MMWR69(48):1817-1821
Regional Analysis of Coccidioidomycosis Incidence — California, 2000–2018

コクシジオイデス症の罹患率に関する地域分析 ― カリフォルニア州、2000年~2018年

コクシジオイデス症(渓谷熱)は土壌に生息する真菌Coccidioides属種に起因する感染症であり、通常は軽度で自然治癒する呼吸器疾患または肺炎であるが、重度の播種性疾患を引き起こす可能性もあり、まれに死亡する。カリフォルニア州におけるコクシジオイデス症の10万人あたりの罹患率は2000年(2.4)から2018年(18.8)にかけて800%近く増加した。コクシジオイデス症の罹患率は南西部にて高く、約97%がアリゾナ州とカリフォルニア州から報告されている。California Department of Public Healthは州全域と郡別でのコクシジオイデス症罹患率を毎年報告しているが、包括的な地域分析は行われていなかった。今回、2000年~2018年のカリフォルニア州コクシジオイデス症サーベイランスデータを使用し、年齢で調整した罹患率を計算し、地域別でのコクシジオイデス症の疫学について説明する。2000~2018年、カリフォルニア州では計65,438例のコクシジオイデス症が報告され、年齢で補正した年間罹患率中央値は10万人あたり7.9例であり、2000年が最も少なく(2.4例)、2017年がピークで(18.9例)、2018年にはわずかに低下した(18.3例)。地域別の年間罹患率中央値はサンホアキンバレー南部にてもっとも高く(90.6)、セントラルコースト(9.7)、サンホアキンバレー北部(5.6)と続き、南沿岸部(2.7)、南島部(2.2)、カリフォルニア北東部(1.1)では低かった。すべての地域で、罹患率は男性が女性に比べ、40歳以上が40歳未満に比べて高かった。また、人種/民族に関する症例データが明らかな地域では黒人にて高かった。2018年と2000年の罹患率を比較した場合、その比率は州全体では7.5、地域別ではサンホアキンバレー北部(15.3)および南沿岸部(8.8)にて高く、また、2018年と2014年との比較では、比率はセントラルコースト(8.1)にて最も高く、他の地域は2.5~3.3であった。州および地域の多変量モデルでは、女性と比較した男性のコクシジオイデス症の相対リスク(RR)は、1.91(南沿岸部)~2.86(南島部)であった。

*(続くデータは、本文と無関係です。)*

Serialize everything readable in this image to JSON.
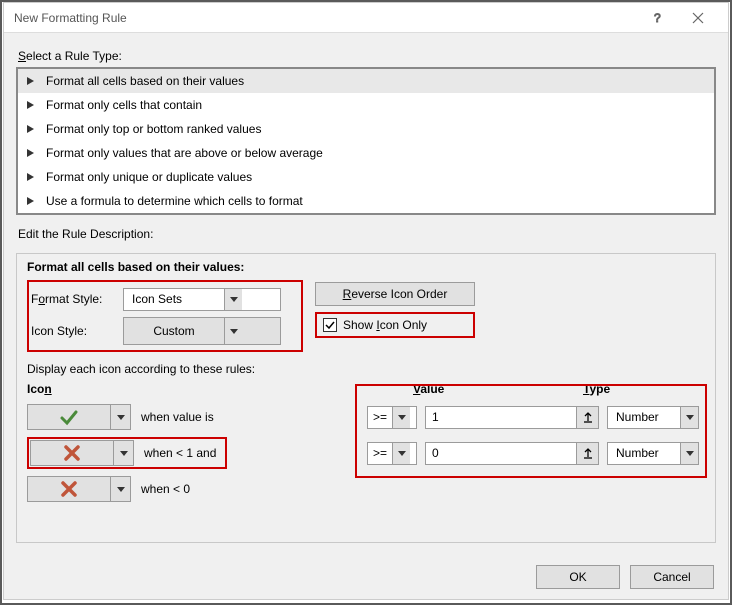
{
  "titlebar": {
    "title": "New Formatting Rule"
  },
  "sections": {
    "select_rule_type": "Select a Rule Type:",
    "edit_desc": "Edit the Rule Description:",
    "group_title": "Format all cells based on their values:"
  },
  "rule_types": [
    "Format all cells based on their values",
    "Format only cells that contain",
    "Format only top or bottom ranked values",
    "Format only values that are above or below average",
    "Format only unique or duplicate values",
    "Use a formula to determine which cells to format"
  ],
  "labels": {
    "format_style": "Format Style:",
    "icon_style": "Icon Style:",
    "reverse": "Reverse Icon Order",
    "show_icon_only": "Show Icon Only",
    "display_each": "Display each icon according to these rules:",
    "icon_header": "Icon",
    "value_header": "Value",
    "type_header": "Type"
  },
  "values": {
    "format_style": "Icon Sets",
    "icon_style": "Custom",
    "show_icon_only_checked": true
  },
  "icon_rules": [
    {
      "icon": "check",
      "cond": "when value is",
      "op": ">=",
      "value": "1",
      "type": "Number"
    },
    {
      "icon": "cross",
      "cond": "when < 1 and",
      "op": ">=",
      "value": "0",
      "type": "Number"
    },
    {
      "icon": "cross",
      "cond": "when < 0"
    }
  ],
  "buttons": {
    "ok": "OK",
    "cancel": "Cancel"
  }
}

20歳未満と比較した20~39歳、40~59歳、60歳以上のRRは州全体の非補正値ではそれぞれ3.04、4.03、3.77、地域補正値ではそれぞれ3.41、5.60、5.92であり、地域別ではサンホアキンバレー南部、セントラルコーストは40~59歳がもっとも高く(それぞれ3.89、5.24)、他の地域では60歳以上がもっとも高かった(RR:7.37~12.56)。地域で補正した人種/民族別のRRは白人に比べ黒人(2.13)およびヒスパニック系(1.21)にて高く、黒人はすべての地域において(RR:1.84~2.25)、ヒスパニック系はサンホアキンバレー南部(1.55)、サンホアキンバレー北部(1.41)にて高かった。